Bisa kita bayangkan, jika aparat saja terlibat dalam kasus narkoba,
tentu pemberantasan narkoba akan menjadi agenda asal-asalan. Kasus Kampung
Ambon misalnya, meski sudah dilakukan penggerebekan berulangkali, transaksi
narkoba masih saja marak.
Majalah Tempo edisi 7-13 Mei melaporkan hasil investigasinya di
Kampung Ambon, Cengkareng, Jakarta Barat. Dalam laporan berjudul “Tangan
Godfather di Kampung Ambon,” Tempo berhasil menguak adanya keterlibatan aparat
dalam bisnis narkoba. Kampung tersebut bahkan mendapat julukan sebagai surga
para pemburu narkoba. Obat apapun tersedia seperti sabu, ekstasi, dan putaw.
Transaksi pun berjalan 24 jam nonstop.
Meneguhkan Komitmen
Melihat fakta yang ada, Presiden perlu meneguhkan kembali
komitmennya dalam memberantas narkoba.
Memang, persoalan grasi adalah hak prerogatif Presiden. Tetapi, jika para
pengedar narkoba yang merusak negeri ini diberi keringanan, akan membuat mereka
kegirangan. Maka keputusan memberikan grasi kepada Corby harus dipertimbangkan
lagi.
Menurut Guru Besar (Gubes) Hukum Internasional Fakultas Hukum
Universitas Indonesia Hikmahanto Juwana, perlindungan Corby merupakan agenda
lokal Australia. Masyarakat Australia menekan pemerintahnya untuk membela
Corby. Kemudian pemerintah Australia menekan pemerintah Indonesia.

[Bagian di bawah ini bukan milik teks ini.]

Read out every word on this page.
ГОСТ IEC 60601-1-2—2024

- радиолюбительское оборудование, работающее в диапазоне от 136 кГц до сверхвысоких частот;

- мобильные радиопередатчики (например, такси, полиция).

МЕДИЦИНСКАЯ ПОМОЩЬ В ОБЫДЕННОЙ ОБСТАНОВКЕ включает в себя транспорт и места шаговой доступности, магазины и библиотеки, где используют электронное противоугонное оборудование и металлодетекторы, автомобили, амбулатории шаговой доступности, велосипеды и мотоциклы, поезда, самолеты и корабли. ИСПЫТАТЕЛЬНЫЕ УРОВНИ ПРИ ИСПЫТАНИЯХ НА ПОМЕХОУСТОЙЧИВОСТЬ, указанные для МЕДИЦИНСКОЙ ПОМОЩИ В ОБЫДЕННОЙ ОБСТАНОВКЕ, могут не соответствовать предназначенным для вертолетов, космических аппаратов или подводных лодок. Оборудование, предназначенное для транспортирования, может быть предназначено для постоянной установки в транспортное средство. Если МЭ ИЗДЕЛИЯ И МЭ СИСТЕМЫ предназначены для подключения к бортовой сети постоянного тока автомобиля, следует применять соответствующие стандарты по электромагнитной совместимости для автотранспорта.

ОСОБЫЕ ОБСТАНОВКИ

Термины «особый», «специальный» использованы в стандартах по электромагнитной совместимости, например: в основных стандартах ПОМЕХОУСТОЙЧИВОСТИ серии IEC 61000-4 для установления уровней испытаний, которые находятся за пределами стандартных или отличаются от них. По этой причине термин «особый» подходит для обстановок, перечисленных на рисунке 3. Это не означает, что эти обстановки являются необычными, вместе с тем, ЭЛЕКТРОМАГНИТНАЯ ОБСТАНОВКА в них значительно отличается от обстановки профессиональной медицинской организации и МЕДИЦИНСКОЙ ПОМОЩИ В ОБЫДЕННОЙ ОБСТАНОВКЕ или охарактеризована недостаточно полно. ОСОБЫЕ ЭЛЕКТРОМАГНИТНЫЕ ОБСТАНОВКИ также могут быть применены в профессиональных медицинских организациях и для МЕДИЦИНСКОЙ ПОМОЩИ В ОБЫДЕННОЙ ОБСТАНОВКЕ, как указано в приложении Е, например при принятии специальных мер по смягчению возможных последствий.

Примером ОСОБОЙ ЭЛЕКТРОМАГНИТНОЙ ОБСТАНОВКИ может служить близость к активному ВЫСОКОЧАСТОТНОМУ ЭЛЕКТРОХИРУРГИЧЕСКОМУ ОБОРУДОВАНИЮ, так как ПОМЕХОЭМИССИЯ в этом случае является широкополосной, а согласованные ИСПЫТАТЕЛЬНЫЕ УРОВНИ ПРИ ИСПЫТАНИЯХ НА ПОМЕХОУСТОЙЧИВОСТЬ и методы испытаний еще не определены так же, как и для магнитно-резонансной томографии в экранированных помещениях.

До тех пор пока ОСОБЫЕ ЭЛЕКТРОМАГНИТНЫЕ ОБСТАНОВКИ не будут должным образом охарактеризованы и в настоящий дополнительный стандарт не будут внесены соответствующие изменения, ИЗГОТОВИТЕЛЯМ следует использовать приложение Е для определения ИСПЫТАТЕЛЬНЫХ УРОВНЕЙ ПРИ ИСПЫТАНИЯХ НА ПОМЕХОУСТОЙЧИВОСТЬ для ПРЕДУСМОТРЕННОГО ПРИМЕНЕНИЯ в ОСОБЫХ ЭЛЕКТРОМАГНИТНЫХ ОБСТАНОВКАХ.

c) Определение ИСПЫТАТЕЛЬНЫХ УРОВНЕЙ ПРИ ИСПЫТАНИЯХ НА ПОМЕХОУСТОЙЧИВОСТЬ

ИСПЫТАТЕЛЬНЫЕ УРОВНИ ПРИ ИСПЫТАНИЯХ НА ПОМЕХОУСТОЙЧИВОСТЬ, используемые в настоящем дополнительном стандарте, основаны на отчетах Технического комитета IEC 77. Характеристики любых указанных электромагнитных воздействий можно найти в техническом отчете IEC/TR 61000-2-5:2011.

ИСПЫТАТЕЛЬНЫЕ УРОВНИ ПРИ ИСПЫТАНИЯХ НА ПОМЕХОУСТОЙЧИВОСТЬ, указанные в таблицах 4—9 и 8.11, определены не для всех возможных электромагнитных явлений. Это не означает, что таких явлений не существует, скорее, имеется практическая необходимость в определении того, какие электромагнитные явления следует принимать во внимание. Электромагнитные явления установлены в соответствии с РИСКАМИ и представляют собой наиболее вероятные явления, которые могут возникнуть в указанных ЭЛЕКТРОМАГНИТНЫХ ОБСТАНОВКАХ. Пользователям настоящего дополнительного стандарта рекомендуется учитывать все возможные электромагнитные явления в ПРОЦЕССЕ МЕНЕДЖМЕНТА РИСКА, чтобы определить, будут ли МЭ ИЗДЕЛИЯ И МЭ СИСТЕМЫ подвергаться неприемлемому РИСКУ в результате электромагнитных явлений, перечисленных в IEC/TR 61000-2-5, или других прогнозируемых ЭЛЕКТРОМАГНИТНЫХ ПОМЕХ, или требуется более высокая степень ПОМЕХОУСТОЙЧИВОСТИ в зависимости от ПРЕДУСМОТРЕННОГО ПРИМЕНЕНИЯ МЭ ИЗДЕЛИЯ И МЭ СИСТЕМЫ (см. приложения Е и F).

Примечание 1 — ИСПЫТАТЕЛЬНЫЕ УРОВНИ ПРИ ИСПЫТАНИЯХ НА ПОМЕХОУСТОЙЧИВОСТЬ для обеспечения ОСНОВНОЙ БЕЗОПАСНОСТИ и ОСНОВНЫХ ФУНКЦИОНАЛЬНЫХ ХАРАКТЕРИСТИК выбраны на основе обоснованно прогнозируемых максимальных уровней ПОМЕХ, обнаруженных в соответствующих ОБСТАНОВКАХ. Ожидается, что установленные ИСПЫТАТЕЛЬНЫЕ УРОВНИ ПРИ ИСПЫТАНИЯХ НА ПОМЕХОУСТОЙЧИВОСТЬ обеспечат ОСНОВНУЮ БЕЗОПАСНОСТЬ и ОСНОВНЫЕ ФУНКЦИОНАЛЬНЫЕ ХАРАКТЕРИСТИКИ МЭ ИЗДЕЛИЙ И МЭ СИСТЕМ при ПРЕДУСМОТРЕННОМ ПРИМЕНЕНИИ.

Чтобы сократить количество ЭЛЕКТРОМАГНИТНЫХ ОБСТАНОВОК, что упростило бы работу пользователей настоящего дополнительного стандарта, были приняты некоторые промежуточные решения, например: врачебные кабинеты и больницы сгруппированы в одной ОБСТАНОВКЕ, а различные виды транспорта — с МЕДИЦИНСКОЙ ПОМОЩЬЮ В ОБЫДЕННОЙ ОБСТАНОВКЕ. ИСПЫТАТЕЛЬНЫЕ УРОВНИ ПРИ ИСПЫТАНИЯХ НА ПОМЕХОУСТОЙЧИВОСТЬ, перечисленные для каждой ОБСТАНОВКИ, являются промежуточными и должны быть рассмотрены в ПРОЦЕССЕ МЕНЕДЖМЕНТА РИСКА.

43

Memang dilematis, di satu sisi Presiden kita harus menghadapi
desakan dari Australia yang terus melakukan pembelaan terhadap Corby. Di sisi lain Presiden telah beberapa kali
mengumbar komitmennya melawan narkoba. Bisa ditafsirkan, pemberian grasi untuk
Corby menunjukkan Presiden tak punya nyali menghadapi penetrasi yang dilakukan Australia.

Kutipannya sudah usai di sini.